Zweck
Vertretung der Interessen der Gemeinden und deren Bevölkerung nördlich des Flughafens (gemeinsamer und somit stärkerer Auftritt gegen aussen) in Ergänzung zu den generellen Zielen des SBFZ (keine Konkurrenz!).
Hauptziele
Themen
Informationskreise
Gesprächspartner
Flughafen Zürich, Regierungsrat, Interessengruppen, SBFZ, Runder Tisch, private Bürgerinitiativen, Bundesbehörden
Organe
Leitender Ausschuss
Bereitet die ordentlichen Sitzungen und dringende Beschlüsse (Mediencommuniqués) vor, trifft bei möglichen Rechtsmittelverfahren Vorabklärungen. Keine Entscheidungsbefugnis.
Mitgliederversammlung
Kurzfristig, per E-Mail einberufene Sitzungen der Gemeindedelegierten (1 pro Gemeinde) bei einzelnen Sachfragen und anstehenden Problemen.
Beschlüsse
Es gilt das Solidaritätsprinzip mit folgender Einschränkung: Eine Gemeinde kann von der Teilnahme an einem (Rechtsmittel-)Verfahren ausnahmsweise entbunden werden (nicht aber von der Kostenbeteiligungspflicht), wenn sie Gründe darlegt, die eine Beteiligung als nachteilig für die Gemeinde oder als in der Gemeinde politisch nicht vertretbar erscheinen lassen. Gleichwohl kann die IG-Nord in solchen Fällen nach aussen als „eine Stimme“ auftreten. Für Beschlüsse gilt das Mehr der Anwesenden.
Kosten
Anfallende Kosten werden durch die Stadt Bülach vorfinanziert und periodisch aufgrund der Faktoren Sockelbeitrag (40 %), Einwohnerzahl (40 %) und Betroffenheit (20 %) auf die Mitgliedgemeinden verteilt.

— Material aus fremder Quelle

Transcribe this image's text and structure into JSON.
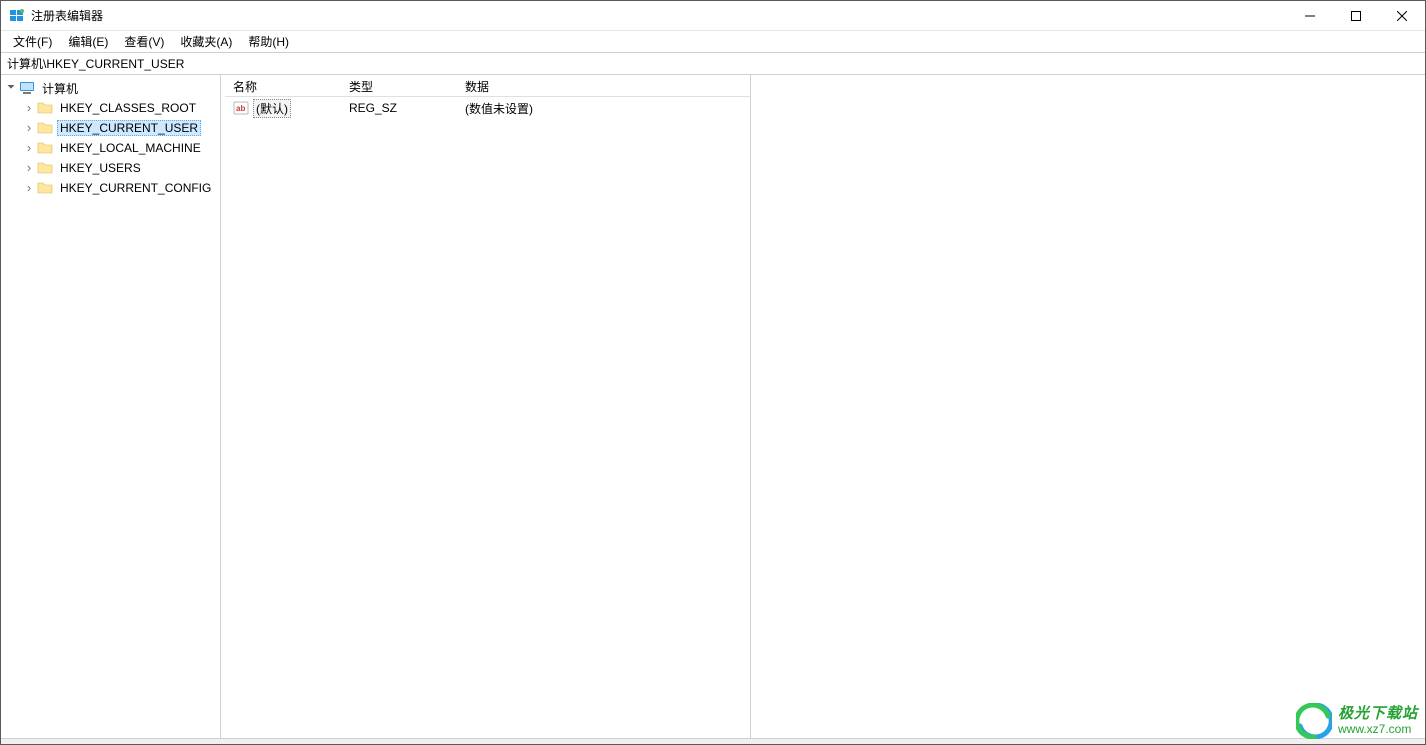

Die Budgetierung stützt jeweils auf die offiziellen Einwohnerzahlen (ständige Wohnbevölkerung) des Bundesamts für Statistik ab. Es werden die Zahlen per 31. Dezember des Vorvorjahres des budgetierten Jahres verwendet.
Sekretariat
Die Stadt Bülach stellt das Sekretariat zur Verfügung. Die Sekretariatsentschädigung wird von den Delegierten festgelegt.
gültig ab 1. Januar 2026
Medienmitteilung vom 2. Juli 2026: Die IG Nord und 13 Gemeinden aus den Kantonen Zürich, Schaffhausen und Aargau haben beim Bundesamt für Zivilluftfahrt Einsprache gegen die Gesuche für die Verlängerungen der Pisten 28 und 32 eingereicht. Zentrale Fragen, unter anderem zur Sicherheit und zur Raumplanung sind ungenügend geklärt. Verbindliche Garantien gegen Kapazitätssteigerungen und für den Schutz der Nachtruhe fehlen.

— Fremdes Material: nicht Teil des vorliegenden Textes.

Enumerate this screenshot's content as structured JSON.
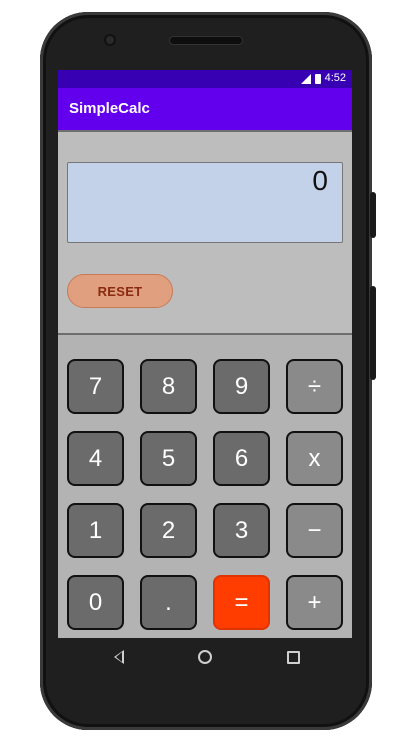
{
  "status_bar": {
    "time": "4:52",
    "signal_icon": "signal-icon",
    "battery_icon": "battery-icon"
  },
  "app_bar": {
    "title": "SimpleCalc"
  },
  "display": {
    "value": "0"
  },
  "reset_button": {
    "label": "RESET"
  },
  "keypad": {
    "row1": [
      "7",
      "8",
      "9",
      "÷"
    ],
    "row2": [
      "4",
      "5",
      "6",
      "x"
    ],
    "row3": [
      "1",
      "2",
      "3",
      "−"
    ],
    "row4": [
      "0",
      ".",
      "=",
      "+"
    ]
  },
  "nav_bar": {
    "back_icon": "back-icon",
    "home_icon": "home-icon",
    "recents_icon": "recents-icon"
  },
  "colors": {
    "status_bar": "#3700b3",
    "app_bar": "#6200ee",
    "display_bg": "#c3d2e8",
    "equals_key": "#ff3d00",
    "reset_bg": "#e0a080"
  }
}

Medienmitteiluing vom 21. August 2025: Das UVEK hat heute über die Genehmigung für den Neubau des Towers am Flughafen Zürich informiert. Das UVEK hält darin fest, dass die Plangenehmigung kein Präjudiz für neue Infrastrukturbauten und für die künftige Ausgestaltung des Flugbetriebs ist. Der Bund stärkt damit das Anliegen der IG Nord-Gemeinden für eine vollwertige raumplanerische Entwicklung.